Thanks and sorry that I didn’t really provide a small standalone example,
Felix
1 Like
Hey,
I can now provide a minimal working example:
using Zygote
using FFTW
using Profile
using StatProfilerHTML
N =1000
global psf = randn((N, N))
global img = randn((N, N))
function conv(img, psf)
f_psf = fft(psf)
f_img = fft(img)
conv_res = real(ifft(f_psf .* f_img))
#return max.(0.0, conv_res)
return conv_res
end
f(img) = sum(conv(img, psf));
Zygote.gradient(f, img)[1]
@profilehtml Zygote.gradient(f, img)[1]
The results with max.
:
And without:
So I’m not sure whether I’m at the right place to discuss this.
Thanks,
Felix
I think what you’re seeing here is that Zygote’s broadcasting isn’t very fast, except on cases where it has a special rule for that function:
julia> @btime gradient(x -> sum(1 .+ max.(0.0,x)), mat) setup=(mat=randn(100,100));
990.097 μs (50054 allocations: 1.84 MiB)
julia> using Flux # Flux.relu has a special rule
julia> @btime gradient(x -> sum(1 .+ relu.(x)), mat) setup=(mat=randn(100,100));
17.888 μs (6 allocations: 234.61 KiB)
julia> using Tullio # handles gradients without Broadcast.

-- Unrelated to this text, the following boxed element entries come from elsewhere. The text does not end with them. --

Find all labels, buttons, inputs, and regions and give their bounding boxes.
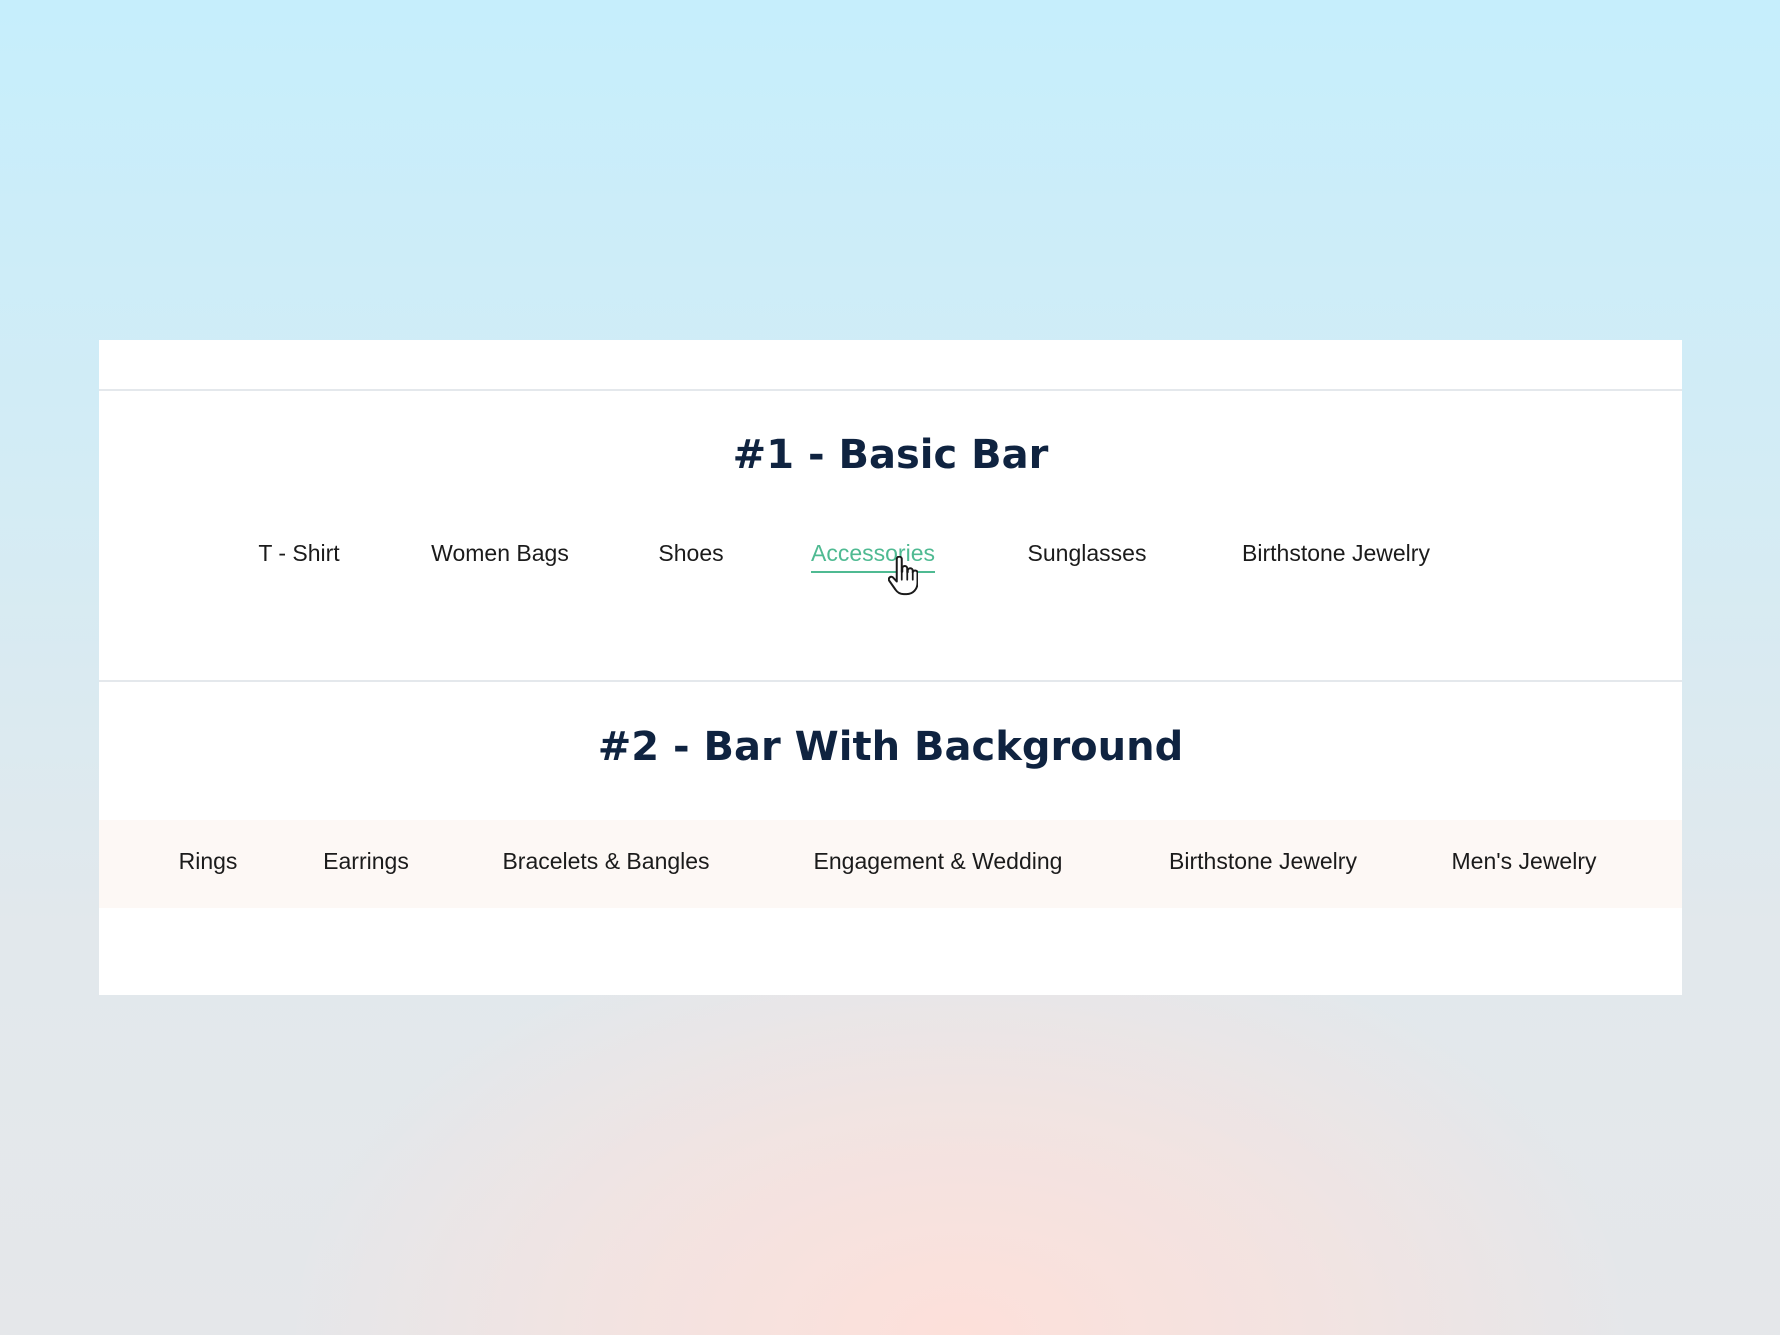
nav-item-t-shirt[interactable]: T - Shirt (258, 540, 339, 571)
demo-card: #1 - Basic Bar T - Shirt Women Bags Shoe… (99, 340, 1682, 995)
background-bar-nav: Rings Earrings Bracelets & Bangles Engag… (99, 848, 1682, 888)
basic-bar-nav: T - Shirt Women Bags Shoes Accessories S… (99, 540, 1682, 580)
nav-item-earrings[interactable]: Earrings (323, 848, 409, 879)
section-1-title: #1 - Basic Bar (732, 432, 1049, 478)
nav-item-accessories[interactable]: Accessories (811, 540, 935, 573)
nav-item-rings[interactable]: Rings (179, 848, 238, 879)
nav-item-birthstone-jewelry-2[interactable]: Birthstone Jewelry (1169, 848, 1357, 879)
nav-item-engagement-wedding[interactable]: Engagement & Wedding (814, 848, 1063, 879)
nav-item-birthstone-jewelry[interactable]: Birthstone Jewelry (1242, 540, 1430, 571)
section-divider (99, 680, 1682, 682)
section-2-title: #2 - Bar With Background (597, 724, 1184, 770)
nav-item-sunglasses[interactable]: Sunglasses (1028, 540, 1147, 571)
nav-item-shoes[interactable]: Shoes (658, 540, 723, 571)
nav-item-women-bags[interactable]: Women Bags (431, 540, 569, 571)
nav-item-mens-jewelry[interactable]: Men's Jewelry (1452, 848, 1597, 879)
top-strip (99, 340, 1682, 391)
nav-item-bracelets-bangles[interactable]: Bracelets & Bangles (502, 848, 709, 879)
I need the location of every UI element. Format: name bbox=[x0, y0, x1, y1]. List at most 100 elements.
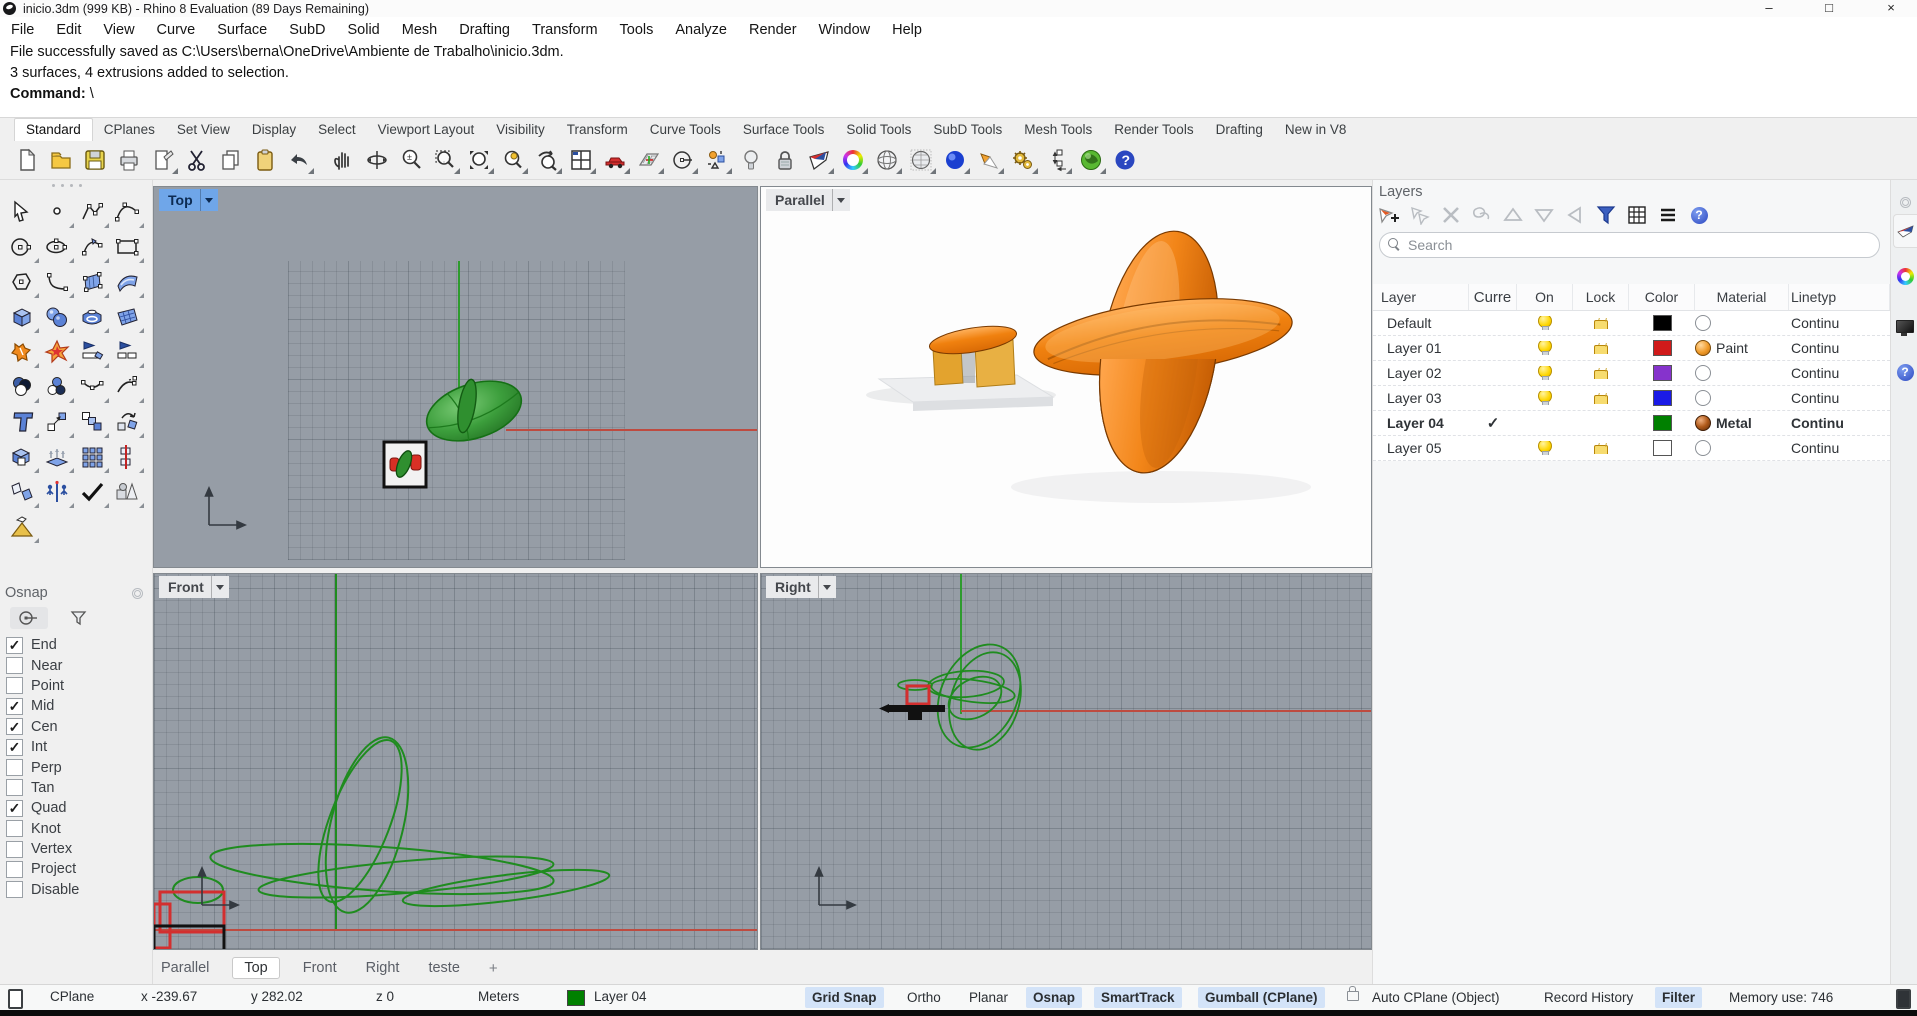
tab-cplanes[interactable]: CPlanes bbox=[93, 119, 166, 141]
menu-edit[interactable]: Edit bbox=[45, 22, 92, 38]
dimension-icon[interactable] bbox=[1042, 145, 1072, 175]
viewport-top[interactable]: Top bbox=[153, 186, 758, 568]
select-tool[interactable] bbox=[4, 194, 39, 229]
menu-drafting[interactable]: Drafting bbox=[448, 22, 521, 38]
panel-tab-display[interactable] bbox=[1893, 260, 1917, 292]
osnap-tab-filter[interactable] bbox=[60, 607, 98, 629]
osnap-gear-icon[interactable] bbox=[130, 586, 145, 601]
chevron-down-icon[interactable] bbox=[831, 189, 850, 211]
tab-standard[interactable]: Standard bbox=[14, 118, 93, 141]
command-prompt[interactable]: Command: \ bbox=[10, 84, 1917, 105]
toggle-smarttrack[interactable]: SmartTrack bbox=[1094, 987, 1182, 1008]
add-viewport-tab-button[interactable]: + bbox=[483, 958, 504, 979]
layer-row-02[interactable]: Layer 02 Continu bbox=[1373, 361, 1890, 386]
move-left-icon[interactable] bbox=[1564, 205, 1586, 225]
menu-tools[interactable]: Tools bbox=[609, 22, 665, 38]
cplane-icon[interactable] bbox=[634, 145, 664, 175]
col-lock[interactable]: Lock bbox=[1573, 284, 1629, 310]
delete-layer-icon[interactable] bbox=[1440, 205, 1462, 225]
col-color[interactable]: Color bbox=[1629, 284, 1695, 310]
tab-solid-tools[interactable]: Solid Tools bbox=[835, 119, 922, 141]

julia> @btime gradient(x -> sum(@tullio y[i,j] := 1 + max(0.0,x[i,j])), mat) setup=(mat=randn(100,100));
22.290 μs (18 allocations: 156.80 KiB)
julia> using Tracker # different broadcasting, perhaps using ForwardDiff
julia> @btime Tracker.gradient(x -> sum(1 .+ max.(0.0,x)), mat) setup=(mat=randn(100,100));
94.865 μs (173 allocations: 709.87 KiB)
2 Likes
Hey,
thanks for the details.
Is it max.(0.0, x)
or 1 .+ ...
which causes the problems? I guess the first one, right?
Thanks,
Felix
Notice the crazy number of allocations in the first of your examples: about 5 per element of a 10000 entry array. The other non-Zygote examples have much less allocations.
I often observe a lot of allocations with Zygote and so far I haven’t really figured how to fix that properly.
Usually the forward passes are type stable in these situations.